4857 sayılı İş Kanunu’nun 25. maddesinin II. bendinde, ahlak ve iyi niyet kurallarına uymayan haller sıralanmış ve belirtilen durumlar ile benzerlerinin varlığında işverenin haklı fesih imkanının olduğu açıklanmıştır. Görüldüğü üzere kanundaki haller sınırlı sayıda olmayıp, genel olarak işçinin sadakat borcuna aykırılık oluşturan söz ve davranışları işverene fesih imkanı tanımaktadır.

Dosya içeriğine göre, davalı işyerinde satış geliştirme şefi olarak çalışan davacının iş sözleşmesi, doğruluk ve bağlılığa uymayan davranışları, ekip içinde huzursuzluk çıkarması ve şirketi belgede tahrifat yapmakla suçlaması nedeniyle haklı sebep gerekçesi ile feshedildiği anlaşılmaktadır. Davacının davalı bünyesine geçişi sırasında imzalanan tüm protokollerin kopyasını işyerinde insan kaynakları müdürü olarak görev yapan …’den e-posta yolu ile istediği, bu talebine olumlu cevap verilerek davacının istediği belge örneklerinin gönderilmesi üzerine davacının istediği evrakın sadece kendi imzasının bulunduğu bölümün gönderildiğini ve bu durumun evrakta tahrifat olduğunu belirten e-posta gönderdiği belgeler ve davacı savunması ile sabittir. İnsan kaynakları müdürü tarafından bu nitelemenin çok ağır itham olduğunun davacıya iletilmesinden sonra ise davacının gönderdiği e-postada kimseyi zan altında bırakmak istemediğini belirtmesine karşın orjinal döküman üzerinde yapılan her türlü tadilatın tahrifata girdiğinin gerçek olduğu belirtilmiştir. Davacının iş sözleşmesinin feshine sebep olarak belirtilen bu yazışmalar mahkemece eleştiri sınırları içersinde kabul edilmiş ancak yine mahkeme gerekçesinde “taraflar arasındaki iş ilişkisinin sürdürülmesinin davalı işveren açısından önemli ve makul ölçüler içinde beklenemeyeceği halde feshin geçerli sebeplere dayandığının kabul edilebileceği” hususu üzerinde de durulmuştur.

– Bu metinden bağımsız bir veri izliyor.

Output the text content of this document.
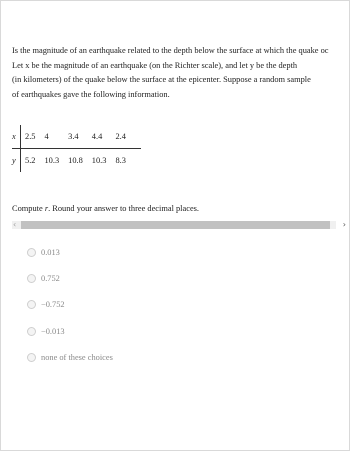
Is the magnitude of an earthquake related to the depth below the surface at which the quake oc

Let x be the magnitude of an earthquake (on the Richter scale), and let y be the depth

(in kilometers) of the quake below the surface at the epicenter. Suppose a random sample

of earthquakes gave the following information.

x	2.5	4	3.4	4.4	2.4	
y	5.2	10.3	10.8	10.3	8.3	
Compute r. Round your answer to three decimal places.
‹	›
0.013
0.752
−0.752
−0.013
none of these choices
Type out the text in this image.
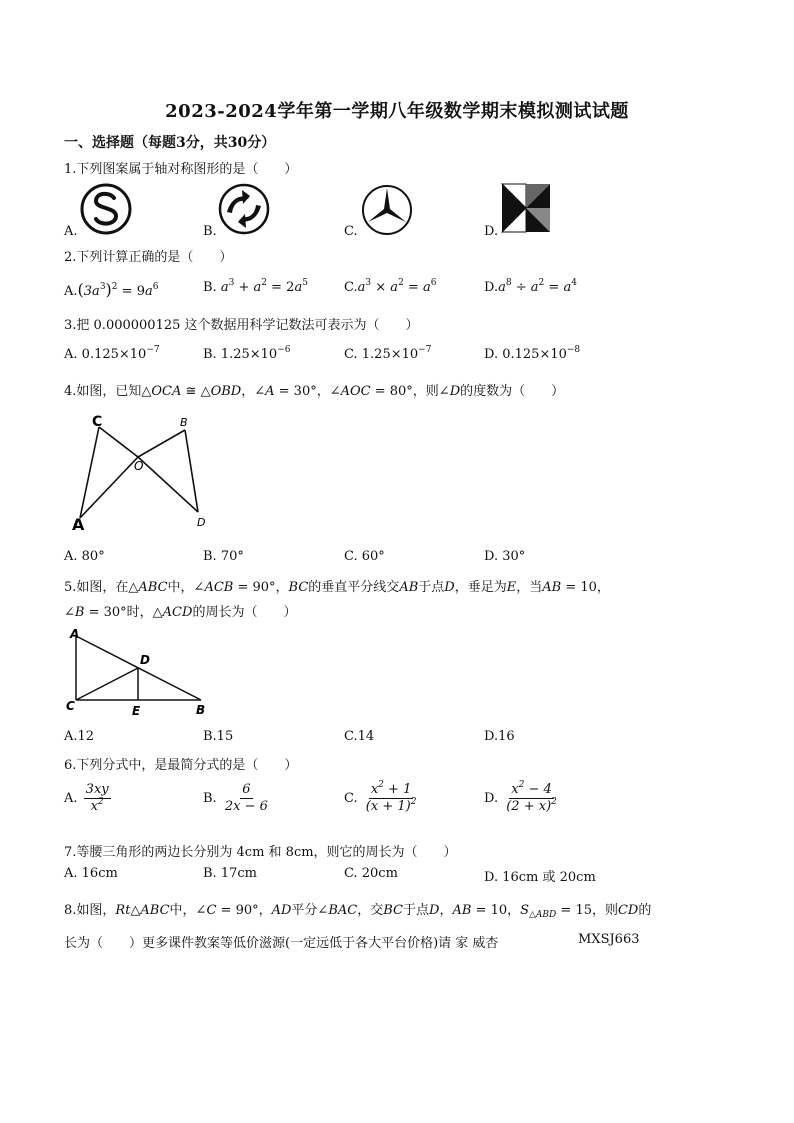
2023-2024学年第一学期八年级数学期末模拟测试试题
一、选择题（每题3分，共30分）
1.下列图案属于轴对称图形的是（　　）
A.	B.	C.	D.
2.下列计算正确的是（　　）
$A.(3a^3)^2 = 9a^6$	B. $a^3 + a^2 = 2a^5$	$C.a^3 \times a^2 = a^6$	$D.a^8 \div a^2 = a^4$
3.把 0.000000125 这个数据用科学记数法可表示为（　　）
A. $0.125\times 10^{-7}$	B. $1.25\times 10^{-6}$	C. $1.25\times 10^{-7}$	D. $0.125\times 10^{-8}$
4.如图，已知△OCA ≅ △OBD，∠A = 30°，∠AOC = 80°，则∠D的度数为（　　）
C	B
O
A	D
A. 80°	B. 70°	C. 60°	D. 30°
5.如图，在△ABC中，∠ACB = 90°，BC的垂直平分线交AB于点D，垂足为E，当AB = 10，
∠B = 30°时，△ACD的周长为（　　）
A
D
C	E	B
A.12	B.15	C.14	D.16
6.下列分式中，是最简分式的是（　　）
A. $\frac{3xy}{x^2}$	B. $\frac{6}{2x - 6}$	C. $\frac{x^2 + 1}{(x + 1)^2}$	D. $\frac{x^2 - 4}{(2 + x)^2}$
7.等腰三角形的两边长分别为 4cm 和 8cm，则它的周长为（　　）
A. 16cm	B. 17cm	C. 20cm	D. 16cm 或 20cm
8.如图，Rt△ABC中，∠C = 90°，AD平分∠BAC，交BC于点D，AB = 10，$S_{\triangle ABD} = 15$，则CD的
长为（　　）更多课件教案等低价滋源(一定远低于各大平台价格)请 家 威杏	MXSJ663
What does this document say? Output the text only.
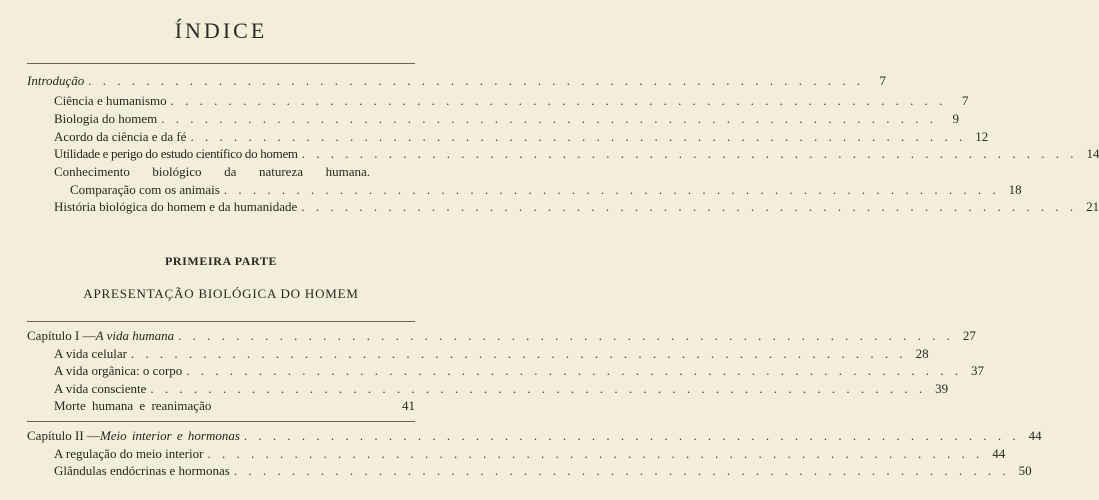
ÍNDICE
Introdução . . . . . . . . . . . . . . . . . . . . . . . . . . . . . . . . . . . . . . . . . . . . . . . . . . . . . .	7
Ciência e humanismo . . . . . . . . . . . . . . . . . . . . . . . . . . . . . . . . . . . . . . . . . . . . . . . . . . . . . .	7
Biologia do homem . . . . . . . . . . . . . . . . . . . . . . . . . . . . . . . . . . . . . . . . . . . . . . . . . . . . . .	9
Acordo da ciência e da fé . . . . . . . . . . . . . . . . . . . . . . . . . . . . . . . . . . . . . . . . . . . . . . . . . . . . . . 12
Utilidade e perigo do estudo científico do homem . . . . . . . . . . . . . . . . . . . . . . . . . . . . . . . . . . . . . . . . . . . . . . . . . . . . . . 14
Conhecimento biológico da natureza humana.
Comparação com os animais . . . . . . . . . . . . . . . . . . . . . . . . . . . . . . . . . . . . . . . . . . . . . . . . . . . . . . 18
História biológica do homem e da humanidade . . . . . . . . . . . . . . . . . . . . . . . . . . . . . . . . . . . . . . . . . . . . . . . . . . . . . . 21
PRIMEIRA PARTE
APRESENTAÇÃO BIOLÓGICA DO HOMEM
Capítulo I — A vida humana . . . . . . . . . . . . . . . . . . . . . . . . . . . . . . . . . . . . . . . . . . . . . . . . . . . . . . 27
A vida celular . . . . . . . . . . . . . . . . . . . . . . . . . . . . . . . . . . . . . . . . . . . . . . . . . . . . . . 28
A vida orgânica: o corpo . . . . . . . . . . . . . . . . . . . . . . . . . . . . . . . . . . . . . . . . . . . . . . . . . . . . . . 37
A vida consciente . . . . . . . . . . . . . . . . . . . . . . . . . . . . . . . . . . . . . . . . . . . . . . . . . . . . . . 39
Morte humana e reanimação	41
Capítulo II — Meio interior e hormonas . . . . . . . . . . . . . . . . . . . . . . . . . . . . . . . . . . . . . . . . . . . . . . . . . . . . . . 44
A regulação do meio interior . . . . . . . . . . . . . . . . . . . . . . . . . . . . . . . . . . . . . . . . . . . . . . . . . . . . . . 44
Glândulas endócrinas e hormonas . . . . . . . . . . . . . . . . . . . . . . . . . . . . . . . . . . . . . . . . . . . . . . . . . . . . . . 50
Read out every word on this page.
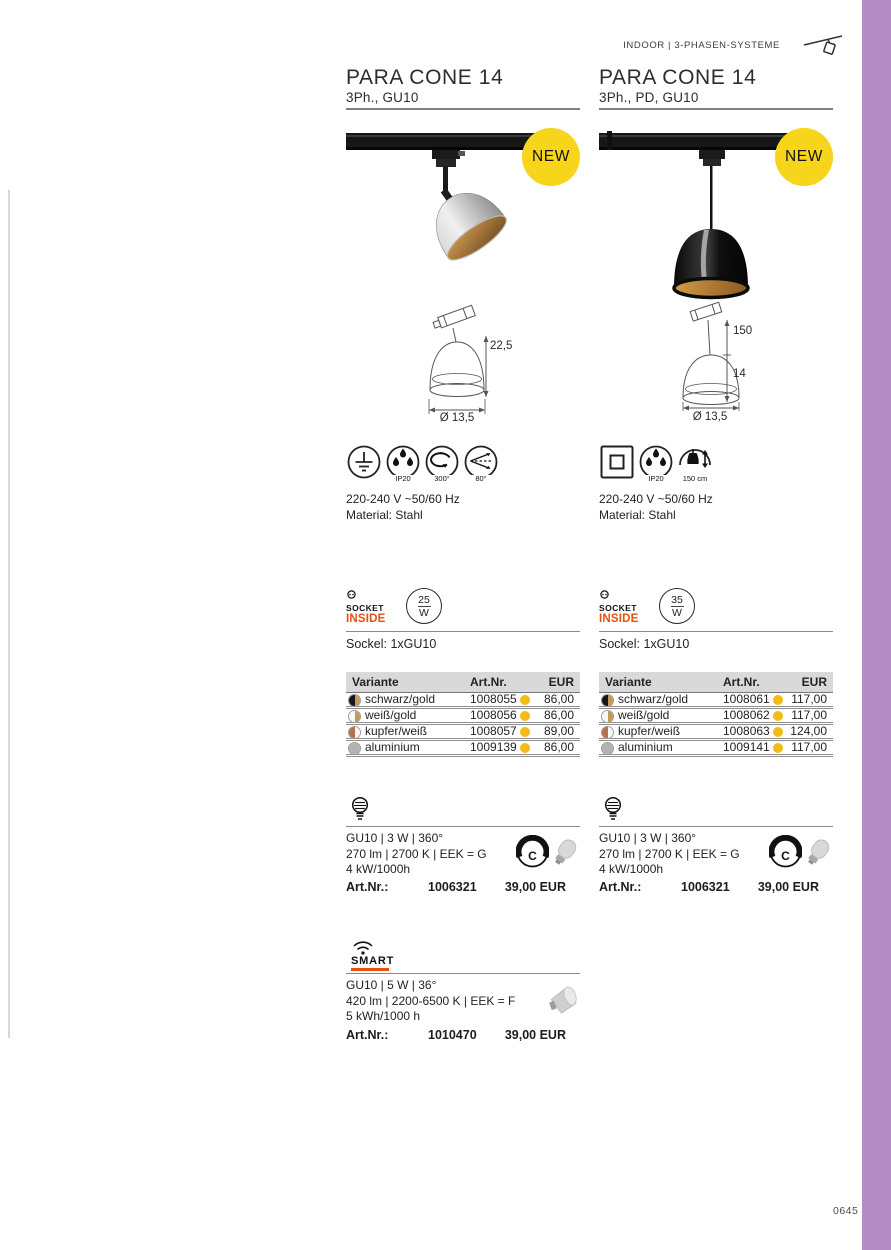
INDOOR | 3-PHASEN-SYSTEME
PARA CONE 14
3Ph., GU10
NEW
22,5
Ø 13,5
IP20	300°	80°
220-240 V ~50/60 Hz
Material: Stahl
SOCKET
INSIDE
25
W
Sockel: 1xGU10
Variante	Art.Nr.	EUR
schwarz/gold	1008055 86,00
weiß/gold	1008056 86,00
kupfer/weiß	1008057 89,00
aluminium	1009139 86,00
GU10 | 3 W | 360°
270 lm | 2700 K | EEK = G
4 kW/1000h
C
Art.Nr.:	1006321	39,00 EUR
SMART
GU10 | 5 W | 36°
420 lm | 2200-6500 K | EEK = F
5 kWh/1000 h
Art.Nr.:	1010470	39,00 EUR
PARA CONE 14
3Ph., PD, GU10
NEW
150
14
Ø 13,5
IP20	150 cm
220-240 V ~50/60 Hz
Material: Stahl
SOCKET
INSIDE
35
W
Sockel: 1xGU10
Variante	Art.Nr.	EUR
schwarz/gold	1008061 117,00
weiß/gold	1008062 117,00
kupfer/weiß	1008063 124,00
aluminium	1009141 117,00
GU10 | 3 W | 360°
270 lm | 2700 K | EEK = G
4 kW/1000h
C
Art.Nr.:	1006321	39,00 EUR
0645
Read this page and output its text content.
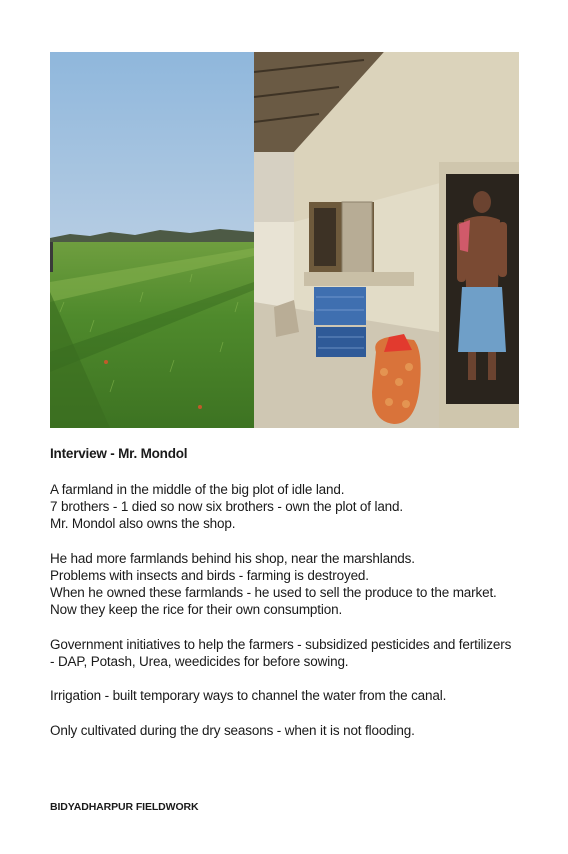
Interview - Mr. Mondol
A farmland in the middle of the big plot of idle land.
7 brothers - 1 died so now six brothers - own the plot of land.
Mr. Mondol also owns the shop.
He had more farmlands behind his shop, near the marshlands.
Problems with insects and birds - farming is destroyed.
When he owned these farmlands - he used to sell the produce to the market.
Now they keep the rice for their own consumption.
Government initiatives to help the farmers - subsidized pesticides and fertilizers
- DAP, Potash, Urea, weedicides for before sowing.
Irrigation - built temporary ways to channel the water from the canal.
Only cultivated during the dry seasons - when it is not flooding.
BIDYADHARPUR FIELDWORK
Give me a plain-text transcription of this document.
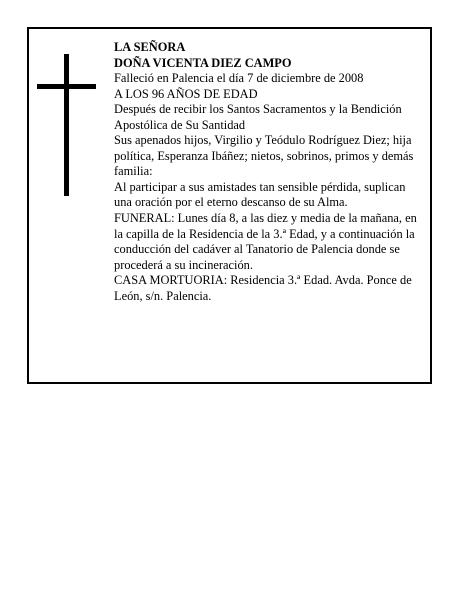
LA SEÑORA

DOÑA VICENTA DIEZ CAMPO

Falleció en Palencia el día 7 de diciembre de 2008

A LOS 96 AÑOS DE EDAD

Después de recibir los Santos Sacramentos y la Bendición Apostólica de Su Santidad

Sus apenados hijos, Virgilio y Teódulo Rodríguez Diez; hija política, Esperanza Ibáñez; nietos, sobrinos, primos y demás familia:

Al participar a sus amistades tan sensible pérdida, suplican una oración por el eterno descanso de su Alma.

FUNERAL: Lunes día 8, a las diez y media de la mañana, en la capilla de la Residencia de la 3.ª Edad, y a continuación la conducción del cadáver al Tanatorio de Palencia donde se procederá a su incineración.

CASA MORTUORIA: Residencia 3.ª Edad. Avda. Ponce de León, s/n. Palencia.
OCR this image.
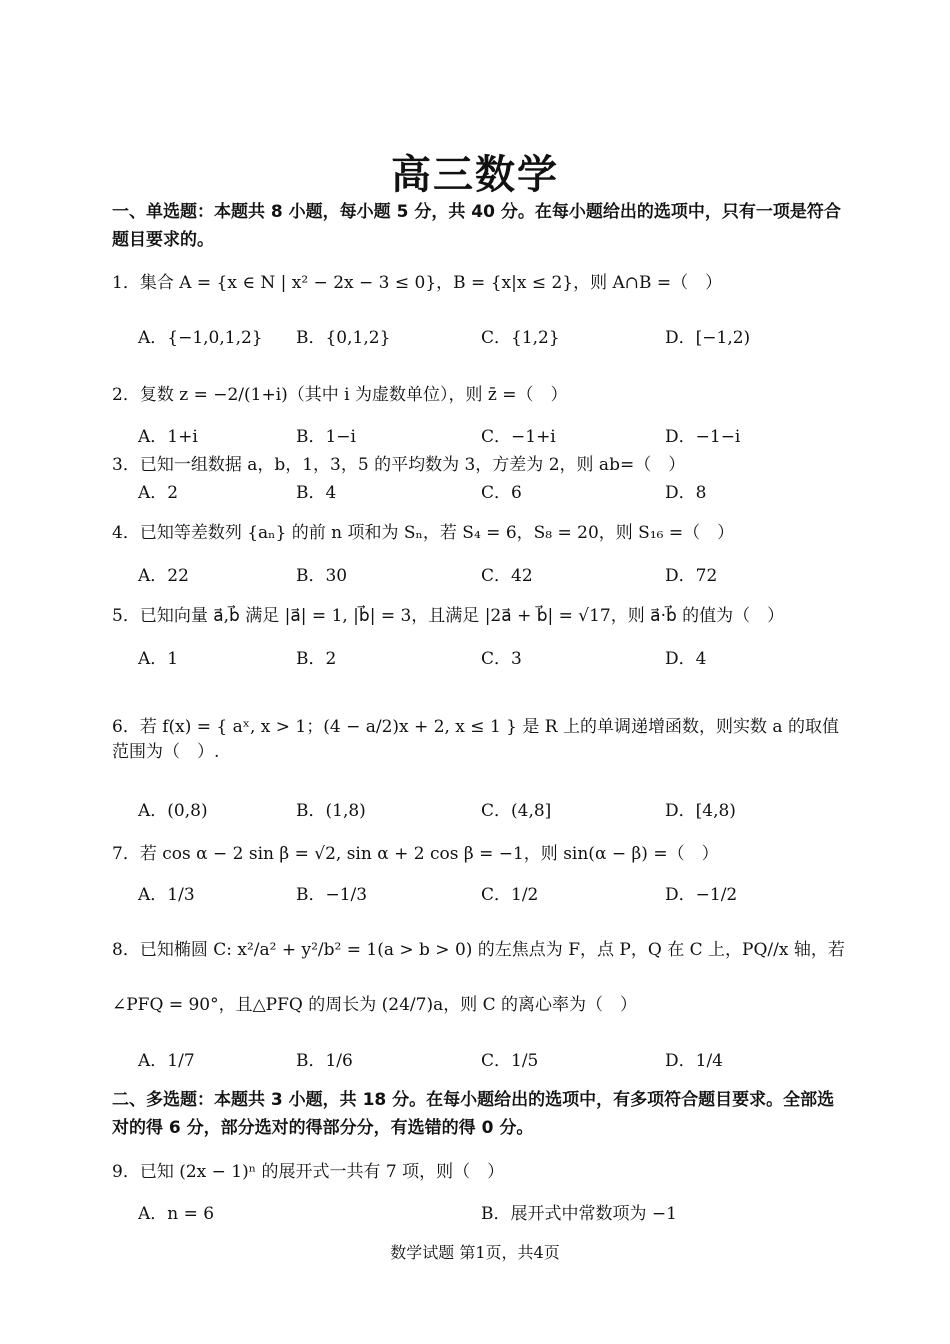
高三数学
一、单选题：本题共 8 小题，每小题 5 分，共 40 分。在每小题给出的选项中，只有一项是符合题目要求的。
1．集合 A = {x ∈ N | x² − 2x − 3 ≤ 0}，B = {x|x ≤ 2}，则 A∩B =（　）
A．{−1,0,1,2} B．{0,1,2}	C．{1,2}	D．[−1,2)
2．复数 z = −2/(1+i)（其中 i 为虚数单位），则 z̄ =（　）
A．1+i	B．1−i	C．−1+i	D．−1−i
3．已知一组数据 a，b，1，3，5 的平均数为 3，方差为 2，则 ab=（　）
A．2	B．4	C．6	D．8
4．已知等差数列 {aₙ} 的前 n 项和为 Sₙ，若 S₄ = 6，S₈ = 20，则 S₁₆ =（　）
A．22	B．30	C．42	D．72
5．已知向量 a⃗,b⃗ 满足 |a⃗| = 1, |b⃗| = 3，且满足 |2a⃗ + b⃗| = √17，则 a⃗·b⃗ 的值为（　）
A．1	B．2	C．3	D．4
6．若 f(x) = { aˣ, x > 1；(4 − a/2)x + 2, x ≤ 1 } 是 R 上的单调递增函数，则实数 a 的取值范围为（　）.
A．(0,8)	B．(1,8)	C．(4,8]	D．[4,8)
7．若 cos α − 2 sin β = √2, sin α + 2 cos β = −1，则 sin(α − β) =（　）
A．1/3	B．−1/3	C．1/2	D．−1/2
8．已知椭圆 C: x²/a² + y²/b² = 1(a > b > 0) 的左焦点为 F，点 P，Q 在 C 上，PQ//x 轴，若
∠PFQ = 90°，且△PFQ 的周长为 (24/7)a，则 C 的离心率为（　）
A．1/7	B．1/6	C．1/5	D．1/4
二、多选题：本题共 3 小题，共 18 分。在每小题给出的选项中，有多项符合题目要求。全部选对的得 6 分，部分选对的得部分分，有选错的得 0 分。
9．已知 (2x − 1)ⁿ 的展开式一共有 7 项，则（　）
A．n = 6	B．展开式中常数项为 −1
数学试题 第1页，共4页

Somut olayda davacının insan kaynakları müdürüne hitaben yazdığı e-postaların eleştiri sınırları içerisinde kalmadığı düşünülse dahi, iş ilişkisini sürdürmenin davalı işverenden beklenemeyeceği ve feshin geçerli sebebe dayandığı anlaşıldığından işe iade isteğinin reddi gerekirken, yazılı şekilde kabulü hatalı olup bozmayı gerektirmiştir.
Belirtilen sebeplerle, 4857 sayılı Kanun’un 20. maddesinin 3. fıkrası uyarınca, hükmün bozulmak suretiyle ortadan kaldırılması ve aşağıdaki gibi karar verilmesi gerekmiştir.
HÜKÜM: Yukarıda açıklanan gerekçe ile;
1-Mahkemenin kararının BOZULARAK ORTADAN KALDIRILMASINA,
2-Davanın REDDİNE,
3-Harç peşin alındığından yeniden alınmasına yer olmadığına,
4-Davacının yapmış olduğu yargılama giderinin üzerinde bırakılmasına, davalının yaptığı 80,00 TL yargılama giderinin davacıdan tahsili ile davalıya ödenmesine,
5-Karar tarihinde yürürlükte bulunan tarifeye göre 1.200,00 TL ücreti vekaletin davacıdan alınarak davalıya verilmesine,
6-Peşin alınan temyiz harcının isteği halinde davalıya iadesine, kesin olarak 18.10.2012 gününde oybirliği ile karar verildi.